The dose of radiation from one chest radiograph (0.1 millisieverts [mSv]) is relatively low and is approximately equivalent to the dose of environmental radiation one receives by virtue of living on earth for 10 days. By comparison, a computed tomography (CT) scan of the abdomen delivers 6 to 10 mSv of radiation, which is approximately equivalent to 3 years of environmental radiation. Controversy lies in the amount of radiation needed for cancer induction, but experts agree that unnecessary exposure to ionizing radiation should be avoided. Frequently the diagnostic utility of CT outweighs the uncertain, low risk of cancer induction. However, the authors believe that alternative methods of vascular imaging should be employed whenever possible, and this led them to consider MRA (magnetic resonance angiography) as an imaging modality.

Magnetic resonance imaging (MRI) works by using a magnetic field to uniformly align the spin of hydrogen atoms in tissue. The subsequent application of a radiofrequency pulse results in release of energy as hydrogen atoms return to their relaxed state. MRI coils detect the released energy, and computer software processes the data into anatomic images. Exposure to a magnetic field or radiofrequency pulse with MRI has not been linked to the development of cancer. A paramagnetic contrast agent (gadolinium-containing) is injected to enhance vessels. Because MRI does not use radiation, multiple series of images can be obtained. Vessels usually are first imaged in the arterial phase, and subsequently the arterial/venous phase for visualization of the artery and vein together. Additional series of images are acquired to view the vasculature in multiple planes: axial, coronal, and sagittal.

Gadolinium-containing contrast agents used for MRA have several distinct advantages over iodinated contrast agents used for CTA. The incidence of an acute allergic reaction to iodinated contrast is 3%, which is orders of magnitude higher than the 0.07% incidence of allergic reaction to gadolinium contrast. Furthermore, unlike gadolinium contrast agents, iodinated CT contrast agents can induce renal insufficiency even in patients with normal renal function.

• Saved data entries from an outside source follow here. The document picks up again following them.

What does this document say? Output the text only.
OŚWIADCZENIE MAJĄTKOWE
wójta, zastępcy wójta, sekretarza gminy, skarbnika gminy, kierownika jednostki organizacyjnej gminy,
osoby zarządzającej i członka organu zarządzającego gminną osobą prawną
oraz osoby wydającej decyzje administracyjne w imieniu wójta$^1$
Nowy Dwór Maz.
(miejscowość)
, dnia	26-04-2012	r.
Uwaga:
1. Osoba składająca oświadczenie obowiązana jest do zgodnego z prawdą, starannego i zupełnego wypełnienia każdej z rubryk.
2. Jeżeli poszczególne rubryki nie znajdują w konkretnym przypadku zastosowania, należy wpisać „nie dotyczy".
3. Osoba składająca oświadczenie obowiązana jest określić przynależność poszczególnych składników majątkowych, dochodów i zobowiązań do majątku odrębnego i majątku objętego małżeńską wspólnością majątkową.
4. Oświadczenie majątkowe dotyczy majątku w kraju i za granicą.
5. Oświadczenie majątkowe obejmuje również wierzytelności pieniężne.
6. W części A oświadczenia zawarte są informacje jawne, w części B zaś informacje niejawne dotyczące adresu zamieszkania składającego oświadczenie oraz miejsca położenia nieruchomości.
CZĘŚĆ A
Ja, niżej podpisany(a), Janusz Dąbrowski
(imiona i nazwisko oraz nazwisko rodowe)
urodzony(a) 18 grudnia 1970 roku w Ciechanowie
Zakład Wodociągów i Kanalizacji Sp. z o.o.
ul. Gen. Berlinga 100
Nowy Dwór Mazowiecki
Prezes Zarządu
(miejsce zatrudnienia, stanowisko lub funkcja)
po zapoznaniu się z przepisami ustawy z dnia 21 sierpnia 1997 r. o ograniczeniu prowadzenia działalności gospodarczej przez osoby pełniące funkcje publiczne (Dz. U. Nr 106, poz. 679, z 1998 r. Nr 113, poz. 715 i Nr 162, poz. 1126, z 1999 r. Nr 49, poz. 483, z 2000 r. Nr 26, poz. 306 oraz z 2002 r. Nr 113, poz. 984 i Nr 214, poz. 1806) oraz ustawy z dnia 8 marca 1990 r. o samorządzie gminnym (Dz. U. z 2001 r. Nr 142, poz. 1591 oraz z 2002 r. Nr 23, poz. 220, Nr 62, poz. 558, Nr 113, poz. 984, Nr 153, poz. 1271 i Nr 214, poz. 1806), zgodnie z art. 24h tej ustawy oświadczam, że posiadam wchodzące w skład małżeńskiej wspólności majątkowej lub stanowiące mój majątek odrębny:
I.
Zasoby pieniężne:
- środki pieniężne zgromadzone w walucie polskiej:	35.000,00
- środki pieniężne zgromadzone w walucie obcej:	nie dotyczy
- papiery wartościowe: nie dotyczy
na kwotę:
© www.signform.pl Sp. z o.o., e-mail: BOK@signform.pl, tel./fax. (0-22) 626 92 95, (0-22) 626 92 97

Gadolinium contrast agents can potentially induce nephrogenic systemic fibrosis (NSF), also called nephrogenic fibrosing dermopathy. However, reports of NSF have been limited to patients with impaired renal function. Patients with an acute kidney injury or chronic severe renal disease (glomerular filtration rate <30 mL/min/1.73 m ² ) are considered most at risk. NSF is a very rare disease, with about 330 cases reported worldwide. Although patients undergoing elective microsurgical free flap are generally healthy and thus are not at significant risk for developing NSF, a creatinine level is drawn preoperatively in patients with a history of hypertension, diabetes, renal disease, or any other indication that renal function may be impaired.

Disadvantages of MRA are contraindication to use with a cardiac pacemaker or in very claustrophobic patients. However, none of the authors’ patients have been excluded from MRA imaging because of these factors. Continuing advances in MRA have decreased the procedure time for a single donor site to as little as 20 minutes and have decreased the actual acquisition scan time to 20 seconds.

MRA is currently the favored modality for preoperative imaging because the authors have found the accuracy to be on par with CTA. With their first MRA protocol developed in 2006, in 50 abdominal flaps, the authors found that the location of the perforating vessel correlated with the intraoperative findings within 1 cm in 100% of the flaps, the relative size (ie, comparing size of one vessel to another for the same patient) of the perforators visualized on MRA correlated with the intraoperative findings in 100% of the flaps, all relatively large perforators visualized on MRA were found at surgery (0% false positive), and intraoperative perforators of significant size were visualized on MRA in 96% of the flaps (4% false negative). By comparison, a study using preoperative CTA on 36 patients found 0% false-positive and 0% false-negative results. Another study using preoperative CTA in 42 patients found one false-positive and one false-negative result. The 2 false-negative results in the authors’ original study were due to inadequate visualization of lateral row perforators secondary to signal interference from the thigh and buttock fat.